Его не стало в нынешнюю новогоднюю ночь. В случившееся не хотелось верить. Казалось, он вечный? В сентябре праздновали 98-летие Ивана Ивановича Рогинцева. В его квартире с утра было полно народу, море цветов, которые потом уже просто ставили в ведра. Виновник торжества, как всегда, элегантный, в парадном костюме со множеством наград, только успевал принимать поздравления, рукопожатия, объятия… Улыбка не сходила с его лица. Он бодро спустился по лестницам со своего четвертого этажа во двор. Там ветерана ждали еще гости — снова цветы и подарки. Самодеятельные артисты на радость местным жителям дали грандиозный концерт с песнями и танцами. Иван Иванович вальсировал под «Синенький скромный платочек» то с одной, то с другой партнершей. Танцевал он здорово. И с благодарностью принимал многочисленные поздравления от друзей, детей детского дома-школы № 95, от студентов СибГИУ, городского Совета ветеранов…

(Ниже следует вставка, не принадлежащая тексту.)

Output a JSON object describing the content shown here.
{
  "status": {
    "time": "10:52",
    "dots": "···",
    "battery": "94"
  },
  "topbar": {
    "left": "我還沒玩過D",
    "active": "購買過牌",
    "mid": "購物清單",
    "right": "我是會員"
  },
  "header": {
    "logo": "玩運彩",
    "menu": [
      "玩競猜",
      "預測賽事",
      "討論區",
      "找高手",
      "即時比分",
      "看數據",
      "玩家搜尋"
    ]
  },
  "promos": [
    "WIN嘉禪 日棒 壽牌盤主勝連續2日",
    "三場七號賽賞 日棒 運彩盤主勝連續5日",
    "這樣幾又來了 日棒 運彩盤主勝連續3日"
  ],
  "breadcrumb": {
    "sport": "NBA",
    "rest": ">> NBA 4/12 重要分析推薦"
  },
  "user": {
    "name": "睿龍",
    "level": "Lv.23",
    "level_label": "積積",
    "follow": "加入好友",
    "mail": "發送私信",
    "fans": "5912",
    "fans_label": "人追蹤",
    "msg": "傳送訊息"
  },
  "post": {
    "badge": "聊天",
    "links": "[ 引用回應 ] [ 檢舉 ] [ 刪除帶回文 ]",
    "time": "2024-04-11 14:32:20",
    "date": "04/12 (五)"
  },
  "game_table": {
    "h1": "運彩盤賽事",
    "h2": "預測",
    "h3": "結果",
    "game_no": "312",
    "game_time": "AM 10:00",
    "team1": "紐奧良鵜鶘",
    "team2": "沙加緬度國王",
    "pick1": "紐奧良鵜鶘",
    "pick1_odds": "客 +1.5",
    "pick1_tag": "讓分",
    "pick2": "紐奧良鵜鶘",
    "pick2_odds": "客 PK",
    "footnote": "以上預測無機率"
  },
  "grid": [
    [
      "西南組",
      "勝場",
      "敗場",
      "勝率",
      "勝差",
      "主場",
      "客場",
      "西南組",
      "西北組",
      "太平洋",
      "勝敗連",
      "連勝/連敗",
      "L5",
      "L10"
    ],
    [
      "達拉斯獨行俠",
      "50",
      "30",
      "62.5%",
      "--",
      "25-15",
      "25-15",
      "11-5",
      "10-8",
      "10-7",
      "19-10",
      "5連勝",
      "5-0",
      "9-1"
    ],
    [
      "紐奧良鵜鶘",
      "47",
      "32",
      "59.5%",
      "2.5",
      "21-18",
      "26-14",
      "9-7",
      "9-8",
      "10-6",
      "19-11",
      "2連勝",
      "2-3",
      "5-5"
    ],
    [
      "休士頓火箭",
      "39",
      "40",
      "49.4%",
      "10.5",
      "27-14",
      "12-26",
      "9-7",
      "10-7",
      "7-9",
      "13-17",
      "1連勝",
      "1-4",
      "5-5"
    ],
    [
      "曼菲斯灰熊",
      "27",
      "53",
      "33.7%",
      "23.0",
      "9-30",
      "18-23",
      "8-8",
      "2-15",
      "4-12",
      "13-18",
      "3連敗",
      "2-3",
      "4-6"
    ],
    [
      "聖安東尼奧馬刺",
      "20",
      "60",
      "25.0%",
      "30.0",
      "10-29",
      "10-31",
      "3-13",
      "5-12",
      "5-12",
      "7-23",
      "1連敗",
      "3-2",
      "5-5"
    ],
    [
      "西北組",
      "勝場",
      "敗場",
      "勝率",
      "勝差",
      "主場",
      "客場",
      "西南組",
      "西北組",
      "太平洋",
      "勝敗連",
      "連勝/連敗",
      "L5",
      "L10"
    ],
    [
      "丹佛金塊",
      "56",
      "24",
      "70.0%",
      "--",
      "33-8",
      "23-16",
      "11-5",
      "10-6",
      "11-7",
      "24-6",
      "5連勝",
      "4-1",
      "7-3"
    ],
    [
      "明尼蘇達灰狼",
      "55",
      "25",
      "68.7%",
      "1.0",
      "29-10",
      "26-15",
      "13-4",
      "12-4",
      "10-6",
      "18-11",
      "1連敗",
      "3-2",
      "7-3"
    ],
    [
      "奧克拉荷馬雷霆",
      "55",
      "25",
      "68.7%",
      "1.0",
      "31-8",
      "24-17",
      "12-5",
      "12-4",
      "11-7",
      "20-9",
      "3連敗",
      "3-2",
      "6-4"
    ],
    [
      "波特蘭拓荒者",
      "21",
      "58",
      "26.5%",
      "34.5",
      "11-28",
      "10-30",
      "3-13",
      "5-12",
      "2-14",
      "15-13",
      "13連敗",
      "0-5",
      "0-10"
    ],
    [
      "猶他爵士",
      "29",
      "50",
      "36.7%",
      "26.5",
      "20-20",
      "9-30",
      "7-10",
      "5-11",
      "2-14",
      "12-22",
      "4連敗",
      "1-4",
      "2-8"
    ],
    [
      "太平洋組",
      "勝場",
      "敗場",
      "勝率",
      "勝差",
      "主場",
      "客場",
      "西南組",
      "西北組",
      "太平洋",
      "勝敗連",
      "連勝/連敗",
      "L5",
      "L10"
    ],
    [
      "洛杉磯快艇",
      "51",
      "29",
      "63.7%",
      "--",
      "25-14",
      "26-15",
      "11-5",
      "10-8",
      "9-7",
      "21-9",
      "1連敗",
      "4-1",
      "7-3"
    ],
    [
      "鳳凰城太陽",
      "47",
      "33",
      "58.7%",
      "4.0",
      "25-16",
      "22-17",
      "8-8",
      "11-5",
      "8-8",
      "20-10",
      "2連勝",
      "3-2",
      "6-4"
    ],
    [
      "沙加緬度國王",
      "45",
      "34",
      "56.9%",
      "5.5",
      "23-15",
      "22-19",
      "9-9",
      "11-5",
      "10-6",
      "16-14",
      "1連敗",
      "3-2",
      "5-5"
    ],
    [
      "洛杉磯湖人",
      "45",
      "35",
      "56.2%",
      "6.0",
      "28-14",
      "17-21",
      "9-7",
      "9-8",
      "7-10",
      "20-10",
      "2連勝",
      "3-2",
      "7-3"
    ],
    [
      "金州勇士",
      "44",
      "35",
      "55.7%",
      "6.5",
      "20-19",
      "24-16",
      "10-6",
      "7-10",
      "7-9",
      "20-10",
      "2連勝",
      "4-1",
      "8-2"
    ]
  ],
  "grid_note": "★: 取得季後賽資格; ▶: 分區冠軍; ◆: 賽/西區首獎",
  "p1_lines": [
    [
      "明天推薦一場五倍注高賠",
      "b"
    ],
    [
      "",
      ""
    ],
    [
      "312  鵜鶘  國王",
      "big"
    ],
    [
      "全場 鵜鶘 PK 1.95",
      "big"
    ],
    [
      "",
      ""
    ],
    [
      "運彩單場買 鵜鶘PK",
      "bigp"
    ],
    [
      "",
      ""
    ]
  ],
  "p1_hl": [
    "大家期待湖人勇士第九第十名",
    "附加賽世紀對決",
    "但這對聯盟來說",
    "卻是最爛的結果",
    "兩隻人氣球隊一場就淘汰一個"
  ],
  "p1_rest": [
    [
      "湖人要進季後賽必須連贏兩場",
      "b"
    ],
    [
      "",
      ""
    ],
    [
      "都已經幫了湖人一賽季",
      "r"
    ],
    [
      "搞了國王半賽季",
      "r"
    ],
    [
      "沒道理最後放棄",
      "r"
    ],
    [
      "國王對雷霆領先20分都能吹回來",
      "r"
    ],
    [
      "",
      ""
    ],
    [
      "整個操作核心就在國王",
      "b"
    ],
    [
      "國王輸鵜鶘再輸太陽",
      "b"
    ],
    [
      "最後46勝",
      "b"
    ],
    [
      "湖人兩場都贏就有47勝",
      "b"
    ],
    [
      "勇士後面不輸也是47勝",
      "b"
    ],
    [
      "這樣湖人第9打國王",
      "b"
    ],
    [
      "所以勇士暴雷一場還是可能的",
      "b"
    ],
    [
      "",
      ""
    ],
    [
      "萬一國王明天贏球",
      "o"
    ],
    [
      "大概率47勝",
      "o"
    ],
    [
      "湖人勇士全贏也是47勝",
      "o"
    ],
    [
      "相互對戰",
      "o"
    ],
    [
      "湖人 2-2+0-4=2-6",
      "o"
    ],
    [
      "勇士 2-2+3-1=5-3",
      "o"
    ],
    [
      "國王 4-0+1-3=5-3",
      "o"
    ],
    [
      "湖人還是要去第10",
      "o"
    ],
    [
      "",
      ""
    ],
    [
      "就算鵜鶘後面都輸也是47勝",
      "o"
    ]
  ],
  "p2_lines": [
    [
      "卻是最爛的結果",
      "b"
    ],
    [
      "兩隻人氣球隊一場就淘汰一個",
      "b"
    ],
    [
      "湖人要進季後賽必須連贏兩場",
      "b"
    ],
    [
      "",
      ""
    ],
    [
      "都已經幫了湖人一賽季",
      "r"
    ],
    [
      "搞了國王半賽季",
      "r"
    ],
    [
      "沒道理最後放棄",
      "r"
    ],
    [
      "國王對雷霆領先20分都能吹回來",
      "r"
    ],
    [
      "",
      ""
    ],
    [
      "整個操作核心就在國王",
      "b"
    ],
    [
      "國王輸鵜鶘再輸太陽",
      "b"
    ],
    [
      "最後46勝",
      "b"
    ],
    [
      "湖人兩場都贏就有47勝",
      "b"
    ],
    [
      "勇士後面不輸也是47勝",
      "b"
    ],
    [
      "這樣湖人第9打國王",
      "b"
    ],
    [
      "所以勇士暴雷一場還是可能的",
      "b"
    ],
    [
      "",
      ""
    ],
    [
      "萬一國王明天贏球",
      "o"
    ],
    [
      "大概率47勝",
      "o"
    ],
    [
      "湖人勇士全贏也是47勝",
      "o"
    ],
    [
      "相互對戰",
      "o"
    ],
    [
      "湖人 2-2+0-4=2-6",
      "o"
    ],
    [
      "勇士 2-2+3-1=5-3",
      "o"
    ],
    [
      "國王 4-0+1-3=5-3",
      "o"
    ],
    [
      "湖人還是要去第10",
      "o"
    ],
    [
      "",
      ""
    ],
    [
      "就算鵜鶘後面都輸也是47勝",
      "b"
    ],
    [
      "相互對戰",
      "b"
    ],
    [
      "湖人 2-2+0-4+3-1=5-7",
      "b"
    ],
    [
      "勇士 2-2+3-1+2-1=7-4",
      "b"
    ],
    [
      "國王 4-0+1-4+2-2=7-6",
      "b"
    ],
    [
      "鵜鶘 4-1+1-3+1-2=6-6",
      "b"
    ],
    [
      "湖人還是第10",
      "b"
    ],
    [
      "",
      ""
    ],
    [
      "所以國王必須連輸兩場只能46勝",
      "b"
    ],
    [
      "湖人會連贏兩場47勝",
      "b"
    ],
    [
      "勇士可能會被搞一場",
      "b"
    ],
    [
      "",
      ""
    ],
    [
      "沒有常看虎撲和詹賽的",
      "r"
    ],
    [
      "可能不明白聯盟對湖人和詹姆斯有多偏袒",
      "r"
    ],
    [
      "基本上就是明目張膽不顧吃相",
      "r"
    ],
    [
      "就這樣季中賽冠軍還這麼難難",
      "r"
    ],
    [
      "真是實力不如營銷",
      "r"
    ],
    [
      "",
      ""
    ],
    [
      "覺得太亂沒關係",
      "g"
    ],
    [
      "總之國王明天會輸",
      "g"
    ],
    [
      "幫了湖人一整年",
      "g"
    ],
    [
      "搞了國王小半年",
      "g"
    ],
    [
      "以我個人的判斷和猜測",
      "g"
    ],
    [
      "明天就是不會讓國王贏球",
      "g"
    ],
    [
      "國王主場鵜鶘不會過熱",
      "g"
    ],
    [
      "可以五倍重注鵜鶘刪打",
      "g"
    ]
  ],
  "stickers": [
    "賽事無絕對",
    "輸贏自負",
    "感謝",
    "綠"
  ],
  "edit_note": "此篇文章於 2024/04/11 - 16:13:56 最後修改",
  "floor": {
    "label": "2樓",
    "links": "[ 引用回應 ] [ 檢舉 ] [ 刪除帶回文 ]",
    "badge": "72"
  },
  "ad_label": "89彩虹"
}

Мэр Новокузнецка Сергей Кузнецов на этот раз нарушил традицию и прибыл к любимому ветерану-артиллеристу не на стареньком ЗИЛе с «ракетной установкой», он приготовил другой подарок — настоящий кинжал из дамасской стали, инкрустированный затейливой чеканкой. Аксакалу — достойный подарок! Надо сказать, что Сергей Николаевич относился к Ивану Ивановичу не только с большим уважением как к фронтовику, прошедшему всю войну, как к честному труженику, проработавшему долгие годы на КМК и Запсибе, как к Почетному гражданину города Новокузнецка, а с особой, сыновней теплотой. В тот, последний, день рождения Рогинцева мэр отменил все совещания и почти весь день, сидя за столом с именинником и его близкими, снова листал альбомы, перебирал фронтовые фотографии Ивана Ивановича и слушал его рассказы. Это внимание очень трогало ветерана, и он, как всегда, в приподнятом настроении шутил, чокался с каждым из гостей, пил глоточек коньячка из бутылки, которая долгие годы у него не кончалась. Про эту бутылочку и искреннее гостеприимство знали все, кто был в доме у Рогинцевых.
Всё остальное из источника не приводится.